How much is data worth? Until recently, this is a question that’s rarely been asked by consumers. For so long as handing over personal information has resulted in better service, most customers have seemed content to trust businesses.
Without suggesting this situation is about to change overnight, it is nevertheless worth conducting a thought experiment: what would happen if this were no longer the case?
We ask this question because there is increasing disquiet over the way tech companies have handled data, whether that be because of bank data breaches, targeted political messaging or, as recently in the UK, vulnerable teenagers accessing self-harm imagery via social media.

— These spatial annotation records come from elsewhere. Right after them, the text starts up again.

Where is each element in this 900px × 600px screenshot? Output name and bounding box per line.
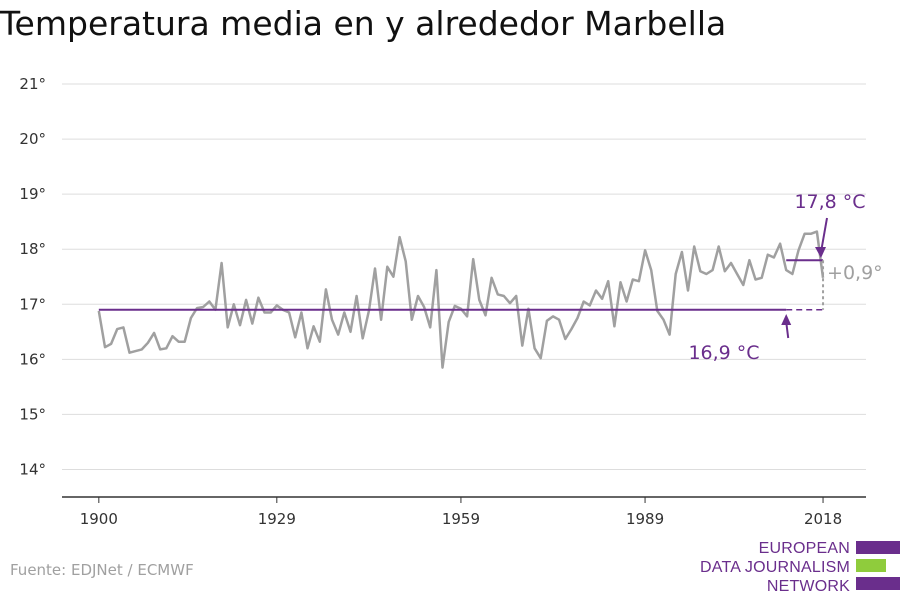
baseline-mean-label: 16,9 °C — [688, 342, 759, 364]
gridlines — [62, 83, 866, 470]
chart-title: Temperatura media en y alrededor Marbell… — [0, 4, 727, 43]
recent-mean-label: 17,8 °C — [794, 191, 865, 213]
recent-mean-arrow — [820, 217, 828, 253]
x-tick-label: 1989 — [626, 510, 664, 528]
x-tick-label: 1929 — [258, 510, 296, 528]
y-tick-label: 21° — [19, 75, 46, 93]
x-axis: 1900 1929 1959 1989 2018 — [62, 496, 866, 528]
y-tick-label: 17° — [19, 295, 46, 313]
recent-mean-arrowhead — [815, 247, 826, 258]
x-tick-label: 1959 — [442, 510, 480, 528]
source-note: Fuente: EDJNet / ECMWF — [10, 561, 194, 579]
logo-bar-1 — [856, 541, 900, 554]
y-tick-label: 19° — [19, 185, 46, 203]
y-axis-ticks: 14° 15° 16° 17° 18° 19° 20° 21° — [19, 75, 46, 478]
x-tick-label: 2018 — [804, 510, 842, 528]
logo-text: EUROPEAN DATA JOURNALISM NETWORK — [700, 539, 850, 596]
reference-lines: +0,9° 17,8 °C 16,9 °C — [98, 191, 883, 364]
y-tick-label: 14° — [19, 460, 46, 478]
y-tick-label: 18° — [19, 240, 46, 258]
temperature-series — [97, 230, 825, 369]
y-tick-label: 16° — [19, 350, 46, 368]
baseline-mean-arrowhead — [781, 314, 792, 325]
logo-line-3: NETWORK — [766, 578, 850, 595]
logo-line-1: EUROPEAN — [758, 540, 850, 557]
edjnet-logo: EUROPEAN DATA JOURNALISM NETWORK — [660, 538, 900, 598]
difference-label: +0,9° — [827, 262, 883, 284]
logo-line-2: DATA JOURNALISM — [700, 559, 850, 576]
logo-bar-3 — [856, 577, 900, 590]
y-tick-label: 20° — [19, 130, 46, 148]
y-tick-label: 15° — [19, 405, 46, 423]
logo-bar-2 — [856, 559, 886, 572]
temperature-line — [97, 230, 825, 369]
x-tick-label: 1900 — [80, 510, 118, 528]
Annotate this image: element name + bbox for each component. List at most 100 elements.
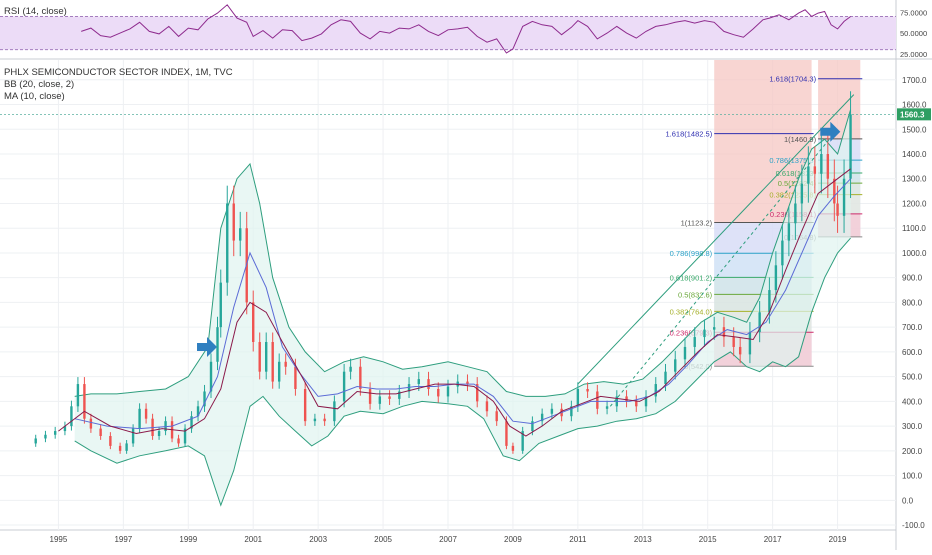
- candle-body: [505, 421, 508, 446]
- candle-body: [570, 406, 573, 417]
- arrow-right-icon: [197, 336, 218, 357]
- x-tick-label: 2017: [764, 535, 782, 544]
- y-tick-label: 400.0: [902, 397, 923, 406]
- y-tick-label: 200.0: [902, 447, 923, 456]
- candle-body: [190, 416, 193, 429]
- series-legend[interactable]: PHLX SEMICONDUCTOR SECTOR INDEX, 1M, TVC: [4, 67, 233, 78]
- candle-body: [674, 359, 677, 372]
- candle-body: [521, 431, 524, 451]
- fib-left-level-label: 1(1123.2): [681, 218, 713, 227]
- candle-body: [794, 203, 797, 224]
- candle-body: [774, 265, 778, 291]
- candle-body: [437, 389, 440, 397]
- candle-body: [820, 154, 823, 174]
- candle-body: [144, 408, 148, 419]
- candle-body: [209, 361, 213, 392]
- y-tick-label: 100.0: [902, 472, 923, 481]
- candle-body: [713, 327, 716, 330]
- candle-body: [476, 384, 479, 402]
- candle-body: [333, 401, 336, 422]
- candle-body: [531, 421, 534, 432]
- candle-body: [63, 426, 67, 432]
- arrow-right-icon: [820, 121, 841, 142]
- last-price-tag: [897, 108, 931, 121]
- candle-body: [76, 384, 80, 407]
- candle-body: [83, 384, 86, 419]
- candle-body: [768, 290, 771, 313]
- y-tick-label: 0.0: [902, 496, 914, 505]
- candle-body: [53, 431, 57, 435]
- y-tick-label: 1600.0: [902, 101, 927, 110]
- candle-body: [836, 203, 839, 216]
- candle-body: [833, 178, 836, 204]
- candle-body: [644, 396, 648, 407]
- candle-body: [495, 411, 498, 422]
- y-tick-label: 900.0: [902, 274, 923, 283]
- y-tick-label: 1400.0: [902, 150, 927, 159]
- fib-right-level-label: 1.618(1704.3): [769, 75, 816, 84]
- candle-body: [849, 114, 852, 179]
- candle-body: [842, 178, 846, 216]
- candle-body: [265, 342, 268, 372]
- candle-body: [303, 389, 307, 422]
- x-tick-label: 2003: [309, 535, 327, 544]
- rsi-legend[interactable]: RSI (14, close): [4, 6, 67, 17]
- candle-body: [511, 445, 515, 451]
- candle-body: [586, 389, 589, 392]
- candle-body: [70, 406, 73, 427]
- candle-body: [271, 342, 274, 382]
- candle-body: [284, 361, 287, 367]
- fib-left-level-label: 0.5(832.6): [678, 290, 713, 299]
- y-tick-label: 600.0: [902, 348, 923, 357]
- candle-body: [99, 428, 102, 436]
- candle-body: [703, 329, 706, 338]
- fib-left-level-label: 1.618(1482.5): [665, 130, 712, 139]
- candle-body: [177, 438, 180, 444]
- y-tick-label: 1300.0: [902, 175, 927, 184]
- candle-body: [748, 332, 752, 355]
- candle-body: [427, 379, 430, 389]
- fib-left-level-label: 0.382(764.0): [670, 307, 713, 316]
- rsi-line: [81, 4, 851, 54]
- candle-body: [800, 183, 804, 204]
- candle-body: [576, 389, 580, 407]
- candle-body: [183, 428, 187, 444]
- candle-body: [787, 223, 791, 241]
- rsi-band-fill: [0, 16, 896, 50]
- candle-body: [196, 406, 200, 417]
- candle-body: [654, 384, 657, 397]
- x-tick-label: 2005: [374, 535, 392, 544]
- candle-body: [118, 445, 122, 451]
- fib-left-level-label: 0.618(901.2): [670, 273, 713, 282]
- trend-line: [577, 94, 855, 385]
- bb-legend[interactable]: BB (20, close, 2): [4, 79, 75, 90]
- candle-body: [664, 371, 667, 385]
- y-tick-label: -100.0: [902, 521, 925, 530]
- candle-body: [625, 396, 628, 402]
- candle-body: [368, 389, 372, 404]
- y-tick-label: 1700.0: [902, 76, 927, 85]
- bb-middle-line: [74, 178, 851, 430]
- y-tick-label: 1500.0: [902, 125, 927, 134]
- y-tick-label: 700.0: [902, 323, 923, 332]
- x-tick-label: 2009: [504, 535, 522, 544]
- candle-body: [826, 154, 830, 179]
- rsi-tick-label: 50.0000: [900, 29, 927, 38]
- candle-body: [359, 366, 362, 389]
- rsi-tick-label: 75.0000: [900, 8, 927, 17]
- candle-body: [446, 386, 450, 397]
- x-tick-label: 2019: [829, 535, 847, 544]
- candle-body: [596, 391, 599, 409]
- candle-body: [466, 381, 469, 385]
- candle-body: [693, 337, 696, 347]
- candle-body: [732, 337, 735, 347]
- candle-body: [813, 166, 817, 174]
- candle-body: [738, 346, 742, 355]
- x-tick-label: 1999: [179, 535, 197, 544]
- ma-legend[interactable]: MA (10, close): [4, 91, 65, 102]
- bb-lower-line: [74, 237, 851, 507]
- candle-body: [216, 327, 219, 362]
- candle-body: [605, 406, 609, 409]
- y-tick-label: 500.0: [902, 373, 923, 382]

A pattern is discernible and it would be a brave retailer indeed that claimed it could never become involved in such controversies, especially in a world where digital technologies are increasingly becoming integral to all kinds of devices we use on a day-to-day basis.
More generally, as the rise of web 3.0, the semantic web, whatever you want to call it, continues, there has rightly been a revisiting of what we might call the data settlement – and especially the idea that companies own their customers’ data. Sir Tim Berners-Lee’s Solid project, for instance, is based on the idea that users should control their data rather than businesses.
To return from such grand thoughts to Merchandising, customers who grow more used to controlling their own data on a day-to-day basis may come to question techniques that rely too heavily on retailers using this data.
While the market will not change overnight, we would suggest that consumers will become more careful of their data in the years ahead. Retailers need to be aware of the challenge this shift will pose to current ways of doing business – and perhaps remember that nimbleness and an ability to adapt quickly are just as important as the capacity to crunch the numbers and create clever Merchandising algorithims.